At breakfast, rolls croissants etc were put out in small baskets but replenished from time to time. On our first morning, one family helped themselves to the ALL of the croissants. They looked like total selfish idiots, sitting at their table looking a bit disgruntled with a huge pile of blimin croissants in the middle. They’d obviously not even tried them yet because when I managed to get one the next morning it tasted absolutely awful 😆

Same family, I was waiting for tomatoes (which are plentiful in Greece) while the man stood in front of me and literally piled up his plate with the things.

On the last eve, we went to the dining room just after it opened at 7pm as we were leaving for the airport at 7:30. I was surprised at how packed it was, everyone seemed to want to get there first so they didn’t miss out. The clever hotel staff we’re onto it though and had just put out lots of leftover food from the day before.
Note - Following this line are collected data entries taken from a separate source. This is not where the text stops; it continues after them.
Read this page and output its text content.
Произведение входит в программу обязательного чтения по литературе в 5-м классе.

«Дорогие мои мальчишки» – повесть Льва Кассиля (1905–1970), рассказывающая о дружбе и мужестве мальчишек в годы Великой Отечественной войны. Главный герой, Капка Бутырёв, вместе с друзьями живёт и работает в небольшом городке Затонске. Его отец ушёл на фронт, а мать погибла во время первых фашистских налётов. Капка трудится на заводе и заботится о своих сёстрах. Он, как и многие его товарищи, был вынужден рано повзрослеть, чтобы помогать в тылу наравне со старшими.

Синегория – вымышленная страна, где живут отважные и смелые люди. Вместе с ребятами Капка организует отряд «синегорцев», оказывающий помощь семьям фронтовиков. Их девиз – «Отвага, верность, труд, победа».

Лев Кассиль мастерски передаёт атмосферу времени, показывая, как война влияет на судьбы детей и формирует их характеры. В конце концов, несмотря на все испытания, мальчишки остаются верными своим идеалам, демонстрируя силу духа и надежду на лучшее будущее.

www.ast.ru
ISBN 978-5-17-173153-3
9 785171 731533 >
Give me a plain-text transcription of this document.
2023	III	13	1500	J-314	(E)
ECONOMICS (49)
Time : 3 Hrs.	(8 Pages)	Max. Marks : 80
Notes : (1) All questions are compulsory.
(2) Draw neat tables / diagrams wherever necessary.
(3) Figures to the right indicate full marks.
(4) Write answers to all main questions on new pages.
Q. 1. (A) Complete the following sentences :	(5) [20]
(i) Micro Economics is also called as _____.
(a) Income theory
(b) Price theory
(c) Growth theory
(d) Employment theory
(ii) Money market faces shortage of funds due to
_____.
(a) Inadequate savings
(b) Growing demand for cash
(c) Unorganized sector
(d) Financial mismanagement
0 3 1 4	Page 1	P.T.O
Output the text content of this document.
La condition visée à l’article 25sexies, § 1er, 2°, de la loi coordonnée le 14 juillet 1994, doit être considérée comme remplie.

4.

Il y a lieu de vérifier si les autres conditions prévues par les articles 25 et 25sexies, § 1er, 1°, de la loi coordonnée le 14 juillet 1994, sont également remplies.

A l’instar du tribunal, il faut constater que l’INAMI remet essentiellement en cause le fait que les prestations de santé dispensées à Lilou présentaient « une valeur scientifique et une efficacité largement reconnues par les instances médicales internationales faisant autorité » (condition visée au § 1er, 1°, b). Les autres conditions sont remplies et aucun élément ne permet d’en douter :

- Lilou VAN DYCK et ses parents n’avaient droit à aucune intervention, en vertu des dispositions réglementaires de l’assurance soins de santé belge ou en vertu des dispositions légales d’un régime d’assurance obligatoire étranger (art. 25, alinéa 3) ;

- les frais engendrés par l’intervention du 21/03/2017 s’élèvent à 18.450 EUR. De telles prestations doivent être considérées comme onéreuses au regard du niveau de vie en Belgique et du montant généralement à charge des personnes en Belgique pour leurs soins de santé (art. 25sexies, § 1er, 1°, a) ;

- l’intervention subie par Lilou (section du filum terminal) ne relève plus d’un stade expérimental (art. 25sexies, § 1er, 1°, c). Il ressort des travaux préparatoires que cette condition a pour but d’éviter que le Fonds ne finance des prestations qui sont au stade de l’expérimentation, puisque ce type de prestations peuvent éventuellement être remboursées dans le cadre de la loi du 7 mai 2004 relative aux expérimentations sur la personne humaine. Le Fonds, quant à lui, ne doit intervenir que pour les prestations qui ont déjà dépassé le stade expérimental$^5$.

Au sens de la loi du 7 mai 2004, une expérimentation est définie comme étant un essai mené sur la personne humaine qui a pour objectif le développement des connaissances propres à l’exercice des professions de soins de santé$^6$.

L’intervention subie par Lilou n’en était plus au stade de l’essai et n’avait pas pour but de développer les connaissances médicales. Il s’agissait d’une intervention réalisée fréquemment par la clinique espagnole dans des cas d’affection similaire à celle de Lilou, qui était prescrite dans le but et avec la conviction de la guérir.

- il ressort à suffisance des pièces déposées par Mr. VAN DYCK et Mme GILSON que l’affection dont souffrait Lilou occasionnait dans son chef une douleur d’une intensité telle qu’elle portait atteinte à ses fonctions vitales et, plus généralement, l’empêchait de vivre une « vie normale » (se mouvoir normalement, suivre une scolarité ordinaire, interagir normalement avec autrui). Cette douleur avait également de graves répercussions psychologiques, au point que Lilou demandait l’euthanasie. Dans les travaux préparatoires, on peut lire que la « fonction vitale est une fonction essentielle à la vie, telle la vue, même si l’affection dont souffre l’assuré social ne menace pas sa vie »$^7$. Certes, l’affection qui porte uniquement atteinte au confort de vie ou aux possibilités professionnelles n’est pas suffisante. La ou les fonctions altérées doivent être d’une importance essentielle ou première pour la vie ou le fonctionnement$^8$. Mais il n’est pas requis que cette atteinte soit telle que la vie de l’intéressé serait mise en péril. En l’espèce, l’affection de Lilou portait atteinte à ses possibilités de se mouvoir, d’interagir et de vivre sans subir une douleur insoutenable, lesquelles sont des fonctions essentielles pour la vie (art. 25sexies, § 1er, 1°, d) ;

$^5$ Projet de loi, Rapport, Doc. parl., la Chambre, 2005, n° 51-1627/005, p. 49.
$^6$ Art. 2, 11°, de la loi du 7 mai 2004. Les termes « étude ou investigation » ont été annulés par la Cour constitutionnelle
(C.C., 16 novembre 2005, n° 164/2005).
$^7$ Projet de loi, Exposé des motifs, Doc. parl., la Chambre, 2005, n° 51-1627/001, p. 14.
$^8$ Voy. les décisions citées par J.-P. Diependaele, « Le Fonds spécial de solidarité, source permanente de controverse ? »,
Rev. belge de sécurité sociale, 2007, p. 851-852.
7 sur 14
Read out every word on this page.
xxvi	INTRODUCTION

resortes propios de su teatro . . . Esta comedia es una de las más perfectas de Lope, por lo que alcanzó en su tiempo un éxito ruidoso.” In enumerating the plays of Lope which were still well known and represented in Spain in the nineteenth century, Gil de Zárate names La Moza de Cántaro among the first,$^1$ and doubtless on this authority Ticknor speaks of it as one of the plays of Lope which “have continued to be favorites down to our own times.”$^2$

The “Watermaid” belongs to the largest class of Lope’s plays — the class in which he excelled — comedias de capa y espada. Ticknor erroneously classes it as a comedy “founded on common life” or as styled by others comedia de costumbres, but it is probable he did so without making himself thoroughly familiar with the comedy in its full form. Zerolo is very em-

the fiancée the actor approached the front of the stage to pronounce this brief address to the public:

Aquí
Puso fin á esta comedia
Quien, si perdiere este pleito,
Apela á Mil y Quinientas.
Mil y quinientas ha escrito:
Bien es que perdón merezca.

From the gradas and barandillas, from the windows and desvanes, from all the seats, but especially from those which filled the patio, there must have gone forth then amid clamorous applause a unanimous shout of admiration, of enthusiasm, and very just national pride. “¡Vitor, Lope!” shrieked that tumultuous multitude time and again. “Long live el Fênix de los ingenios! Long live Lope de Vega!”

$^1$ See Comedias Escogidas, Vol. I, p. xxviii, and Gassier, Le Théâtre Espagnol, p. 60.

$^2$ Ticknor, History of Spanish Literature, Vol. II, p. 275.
The rest of the time, we went between 8-9, it was way more relaxed and the food was fresh and plentiful 😃

FunsizedandFabulous · 27/08/2022 10:06

AI once, never again. (Portugal)

The food was boring & repetitive and bland. The patrons just kept going back for thirds, fourths...

Somehow people got drunk on weak beer. An achievement!

In the end we thoughts, f*ck it, let's go into town for dinner. We found a nice local restaurant that served food with flavour and we loved it. We never went back to the hotel restaurant, surviving on food from a local bakery and a new restaurant each evening after that.

I understand the appeal of AI if you are on a budget but you feel like you need to get the value out of it by stuffing your face...and there's a whole lot of culture outside the hotel you are missing out on.

We go self catering or B&B now.

KimberleyClark · 27/08/2022 10:06

Not wanting to go to an AI doesn't make you a snob. It's the superiority attached to 'real authentic travel' that is, if not exactly snobby, very pretentious and irritating.

Oh yes the “I’m a traveller not a tourist” brigade.

LuckySantangelo35 · 27/08/2022 10:07

There are some miserable people on here

whinging about carbon footprint, saying they would rather stay home, assuming AI means you don’t ever leave the hotel and experience culture r
etc etc….

well you know what?! You stay home! That’s what’s so many mumsnetters are like - they never wanna go anywhere and to them nowhere is as nice as their own home. It’s small minded

EllenWaiteourkid · 27/08/2022 10:08

@Pacca You are my twin, Dh once suggested it when we were flat broke, I said not a chance, we will do it properly next year and we did.